ADVERTISEMENTS FOR anti-impotence drugs are everywhere. The brand name Viagra—the “little blue pill”—has quickly become a household word and for understandable reasons. Studies show that more than 50 percent of American men ages 40 to 70 experience at least occasional erectile difficulties, episodes that increase with age. Yet a little-acknowledged statistic is that pharmaceuticals fail to help from 25 to 33 percent of men with erectile dysfunction.

Are millions of males, and their partners, simply out of luck? Not necessarily. A variety of psychological treatments can overcome the mental triggers that often cause the sexual disorder.

Emotional Blocks

Every erection begins in the brain—the most important sexual organ. The brain stem emits nerve impulses that control erectile function. Yet parts of the limbic system that are responsible for learning and emotions also affect the signals. The nerve impulses make their way through the erection center of the spinal column to the erectile tissue of the penis, where they trigger a chain reaction in the membranes of vascular muscle cells. This chain reaction depends on a messenger molecule called cyclic guanosine monophosphate, or cGMP.

But the engine of desire works in reverse, too: an erection softens as soon as the enzyme phosphodiesterase begins to degrade the cGMP molecules. Viagra, and competing drugs such as Levitra and Cialis, inhibits phosphodiesterase to help maintain the erection. An erection first needs to be triggered psychologically, however; without this impetus, the potency pills are of little help.

Although urologists often attribute erectile dysfunction to organic causes, in many cases the problem is in the mind. Failure to achieve an erection can result from an array of psychological causes. Even a man in peak health can experience emotional blocks in bed. These kinds of incidents can in turn lead to a vicious circle. Fear that a husband cannot satisfy his wife’s sexual desires, for example, can ruin all sense of play in lovemaking, creating an even greater chance of physical problems.

Pressure for sexual performance and potency is itself a large contributor to impotence, and this theme is pushed continually. Advertising is rife with sexually charged images and symbols, selling men everything from automobiles to razor blades and beer. Talk about “good” or “better” sex is also ubiquitous in the media, as if bad sex (whatever that means) were the best one could hope for without special effort.

The net outcome is that unrealistic sexual myths become anchored in adolescent psyches and self-perpetuate into adulthood: men end up scoring their sexuality by how often they can “do it” and for how long. There is no place for sensuality, much less weakness or fear.

As studies by the late sexual psychologist and popular author Bernie Zilbergeld demonstrated, most men with potency problems believe in such myths. Men also often overestimate the level of women’s sexual demands. As a result, as soon as sex is in the offing, a man is most likely to observe and assess the situation as if he were an outsider, rating what is expected and what he can deliver. Zilbergeld called this phenomenon “spectatoring.”

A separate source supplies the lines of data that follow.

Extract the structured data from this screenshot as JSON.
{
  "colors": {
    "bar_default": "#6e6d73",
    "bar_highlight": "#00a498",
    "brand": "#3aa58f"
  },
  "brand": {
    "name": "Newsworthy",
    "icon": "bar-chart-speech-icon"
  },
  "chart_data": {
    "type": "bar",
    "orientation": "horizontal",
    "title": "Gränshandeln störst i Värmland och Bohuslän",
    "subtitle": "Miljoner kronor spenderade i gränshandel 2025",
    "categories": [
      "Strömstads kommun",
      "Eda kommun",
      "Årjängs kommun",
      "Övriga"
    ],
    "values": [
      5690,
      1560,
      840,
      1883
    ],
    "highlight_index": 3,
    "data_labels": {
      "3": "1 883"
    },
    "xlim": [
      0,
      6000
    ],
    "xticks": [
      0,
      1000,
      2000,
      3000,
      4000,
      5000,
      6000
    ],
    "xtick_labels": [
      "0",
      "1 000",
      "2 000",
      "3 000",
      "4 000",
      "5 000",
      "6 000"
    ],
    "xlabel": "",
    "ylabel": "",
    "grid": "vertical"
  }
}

Another psychological cause of impotence is stress, but not as the media typically portrays it. The image of the overworked executive who goes soft in bed is a bad cliché. If a man who is exasperated at his job has trouble achieving an erection—say, the night before a very important business meeting—the problem is seldom the work stress itself. Instead he is usually transferring to his sex life the pressure to perform that he feels generally in his business life. This turns the love act from a dance of desire into a grueling job that must be completed—and completed well.

Relieving the Pressure

Sexuality is multidimensional, involving anticipation, desire, love and attachment. Psychological treatment strategies therefore vary with each person. Most therapists will begin with conversation to get to know an individual’s life circumstances, needs, hopes and worries. A treatment regimen might include 10 to 20 therapy sessions, along with partner exercises at home. These may involve massage or stroking in which both partners take turns, as well as simple guidance from the therapist about how they can unwind together. By doing these exercises, the partners begin to unlearn fear and to take pleasure in natural body contact.

Most treatments are not based on long-term therapeutic intervention. Some regimens are as short as one week, during which patients relearn how to relax and how to stay worry-free during sex. Exercise and other physical interventions short of drugs can also play a part; some plans may include deep-relaxation procedures and, as in hypnosis, may synchronize a subject’s breathing with words voiced by the therapist.

Other counselors will prescribe exercise sessions with machines that strengthen the pelvic musculature. A recently published study by urologist Frank Sommer of the University Medical Center in Cologne, Germany, showed that regular, targeted exercise improved the sexual potency of 80 percent of the men who tried it, compared with 74 percent of men treated with Viagra. Many men feel better simply because they have some kind of handle on the situation.

The success of sex therapy cannot be measured simply by whether a man regains his sexual potency—even though that is why most men seek treatment. A man who learns to live in harmony with his partner and not race through life pursuing a self-image as a sex machine has already taken a giant step toward a more satisfying sexual life.